Dopo la visita, Nordio ha spiegato che c'è un piano per ridurre il sovraffollamento delle carceri italiane – uno degli aspetti che peggiorano le condizioni psicologiche e fisiche delle persone detenute. E da questo piano arriveranno risultati "che spero saranno abbastanza prossimi".

Caserme trasformate in carceri per avere nuovi posti letto

In sintesi, il ministro prevede di puntare su strutture detentive diverse dal carcere, ma che permettono gli stessi requisiti di sicurezza. "Costruire un carcere è costoso e difficile", ha detto, mentre "usare strutture perfettamente compatibili con la sicurezza in carcere è la soluzione su cui bisogna iniziare a lavorare". Così, per chi commette reati non gravi (che prevedono pene brevi o comunque che non creano allarme sociale) potrebbero essere rimesse in sesto le vecchie caserme dismesse.

D'altra parte, in Italia il sovraffollamento nelle carceri è di circa il 120%, che significa che ci sono 10mila persone detenute in più rispetto al numero massimo di posti letti disponibili.
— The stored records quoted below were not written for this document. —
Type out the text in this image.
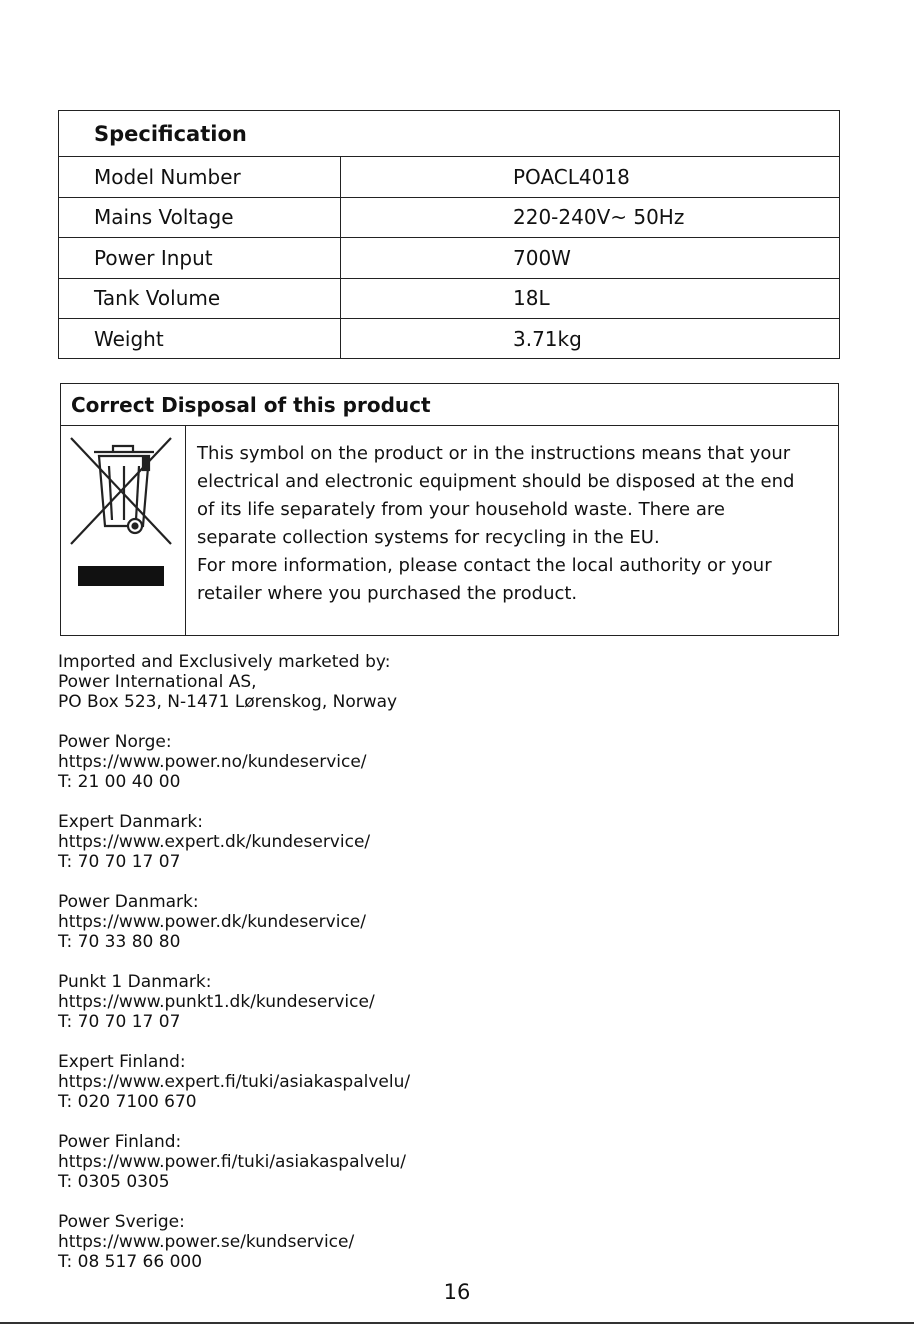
Specification
Model Number	POACL4018
Mains Voltage	220-240V~ 50Hz
Power Input	700W
Tank Volume	18L
Weight	3.71kg
Correct Disposal of this product

This symbol on the product or in the instructions means that your

electrical and electronic equipment should be disposed at the end

of its life separately from your household waste. There are

separate collection systems for recycling in the EU.

For more information, please contact the local authority or your

retailer where you purchased the product.

Imported and Exclusively marketed by:
Power International AS,
PO Box 523, N-1471 Lørenskog, Norway
Power Norge:
https://www.power.no/kundeservice/
T: 21 00 40 00
Expert Danmark:
https://www.expert.dk/kundeservice/
T: 70 70 17 07
Power Danmark:
https://www.power.dk/kundeservice/
T: 70 33 80 80
Punkt 1 Danmark:
https://www.punkt1.dk/kundeservice/
T: 70 70 17 07
Expert Finland:
https://www.expert.fi/tuki/asiakaspalvelu/
T: 020 7100 670
Power Finland:
https://www.power.fi/tuki/asiakaspalvelu/
T: 0305 0305
Power Sverige:
https://www.power.se/kundservice/
T: 08 517 66 000
16
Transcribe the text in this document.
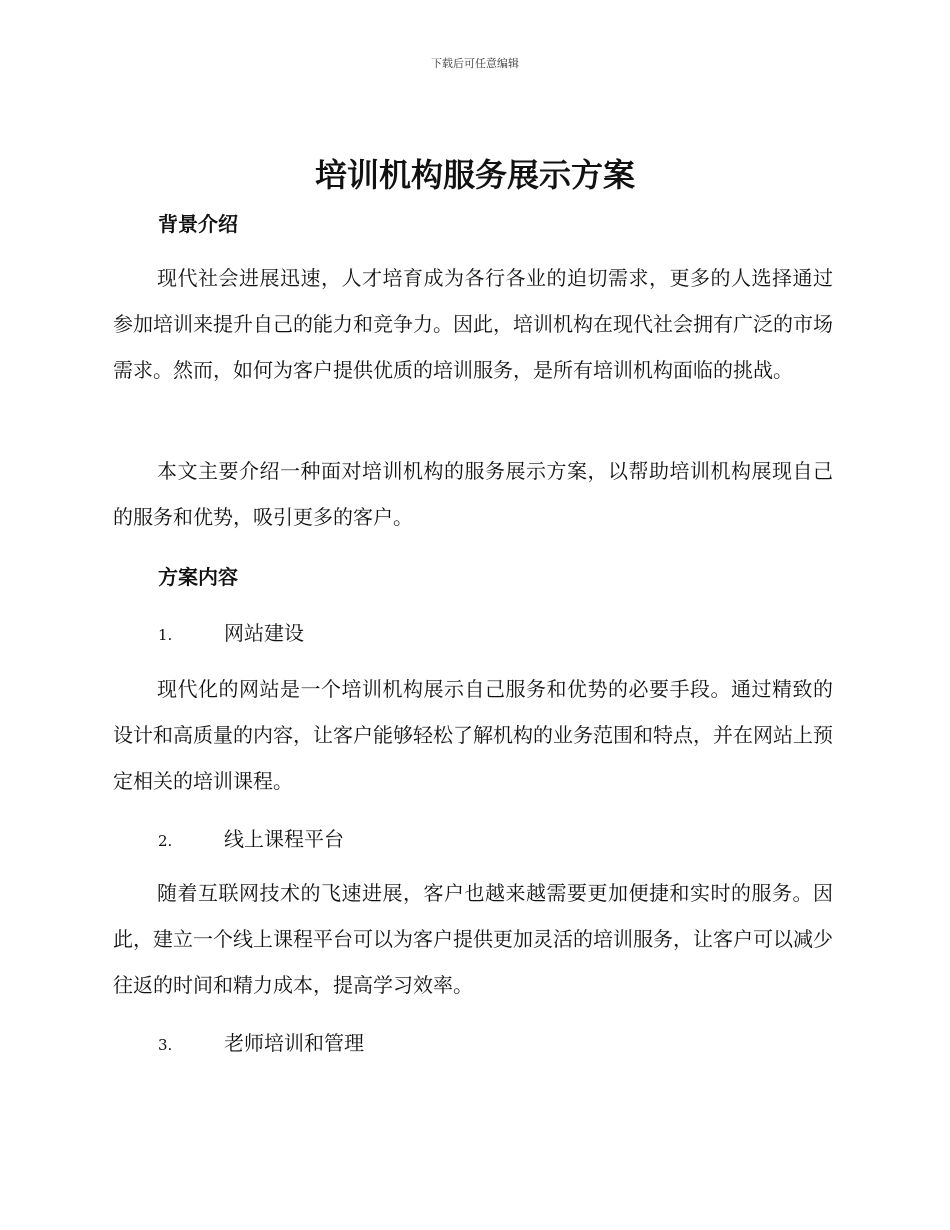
下载后可任意编辑
培训机构服务展示方案
背景介绍

现代社会进展迅速，人才培育成为各行各业的迫切需求，更多的人选择通过参加培训来提升自己的能力和竞争力。因此，培训机构在现代社会拥有广泛的市场需求。然而，如何为客户提供优质的培训服务，是所有培训机构面临的挑战。

本文主要介绍一种面对培训机构的服务展示方案，以帮助培训机构展现自己的服务和优势，吸引更多的客户。

方案内容
1.	网站建设

现代化的网站是一个培训机构展示自己服务和优势的必要手段。通过精致的设计和高质量的内容，让客户能够轻松了解机构的业务范围和特点，并在网站上预定相关的培训课程。

2.	线上课程平台

随着互联网技术的飞速进展，客户也越来越需要更加便捷和实时的服务。因此，建立一个线上课程平台可以为客户提供更加灵活的培训服务，让客户可以减少往返的时间和精力成本，提高学习效率。

3.	老师培训和管理
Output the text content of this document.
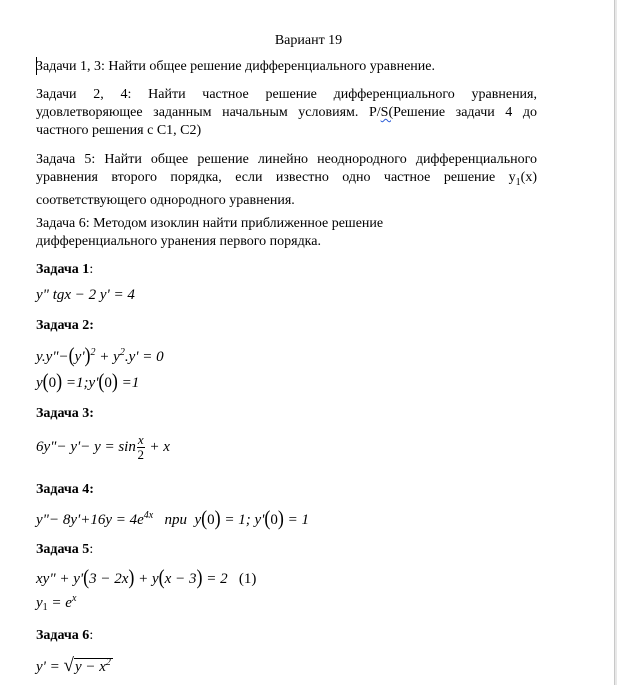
Вариант 19
Задачи 1, 3: Найти общее решение дифференциального уравнение.
Задачи 2, 4: Найти частное решение дифференциального уравнения, удовлетворяющее заданным начальным условиям. P/S(Решение задачи 4 до частного решения с С1, С2)
Задача 5: Найти общее решение линейно неоднородного дифференциального уравнения второго порядка, если известно одно частное решение $y_1(x)$ соответствующего однородного уравнения.
Задача 6: Методом изоклин найти приближенное решение дифференциального уранения первого порядка.
Задача 1:
y" tgx − 2 y' = 4
Задача 2:
$y.y"-(y')^2 + y^2.y' = 0$
y(0) =1;y'(0) =1
Задача 3:
6y"− $y'- y = \sin \frac{x}{2} + x$
Задача 4:
y"− $8y'+16y = 4e^{4x}$ при y(0) = 1; y'(0) = 1
Задача 5:
xy" + y'(3 − 2x) + y(x − 3) = 2 (1)
$y_1 = e^x$
Задача 6:
$y' = √y - x^2$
Starà all'amministrazione penitenziaria delle Regioni coordinarsi con il governo per individuare gli edifici che possono essere utilizzati per lo scopo.

Così, il progetto di restaurare le vecchie caserme che ormai sono in disuso si affianca a quello finanziato con i fondi del Pnrr, che prevede otto padiglioni nuovi con 640 camere in totale. Nel complesso, queste strutture dovrebbero poter ospitare alcune migliaia di persone.

E, infine, dovrebbe continuare la spinta verso le misure alternative alla detenzione e il potenziamento del personale dedicato alla riabilitazione. Anche perché, di fronte a una popolazione carceraria più grande anche dei posti letto disponibili, il personale formato per aiutare le persone detenute scarseggia. In queste settimane si svolge l'ultima fase del concorso per inserire 214 nuovi funzionari giuridico-pedagogici che possano accompagnare le persone detenute nei loro percorsi di reinserimento sociale.

La replica di Antigone: "Non servono nuove carceri, ma misure alternative"

Patrizio Gonnella, presidente dell'associazione per i diritti delle persone detenute Antigone, ha diffuso un comunicato dopo le parole del ministro: "Il ministro Nordio ha parlato ancora una volta di edilizia penitenziaria e, ancora una volta, va ribadito che non servono più carceri, ma servono carceri piene di attività e attenzione per le persone detenute. Oggi", ha continuato Gonnella, "in tutte le strutture si registrano assenze di personale: dai direttori, agli agenti penitenziari, fino a medici, psicologi, psichiatri, mediatori culturali. In questo modo chi è in servizio fa fatica e le persone detenute non possono ricevere le attenzioni che richiederebbero e nei tempi certi che meriterebbero".

Secondo Antigone, "aprire nuove carceri, riproducendo queste dinamiche, non servirebbe a rendere più dignitosa la pena, non passando questa solamente da un aumento degli spazi che, peraltro, si potrebbero liberare attraverso un maggiore ricorso a misure alternative alla detenzione. Oggi ci sono circa 8mila persone detenute con un residuo di pena che potrebbe garantire loro di scontare la pena fuori dal carcere".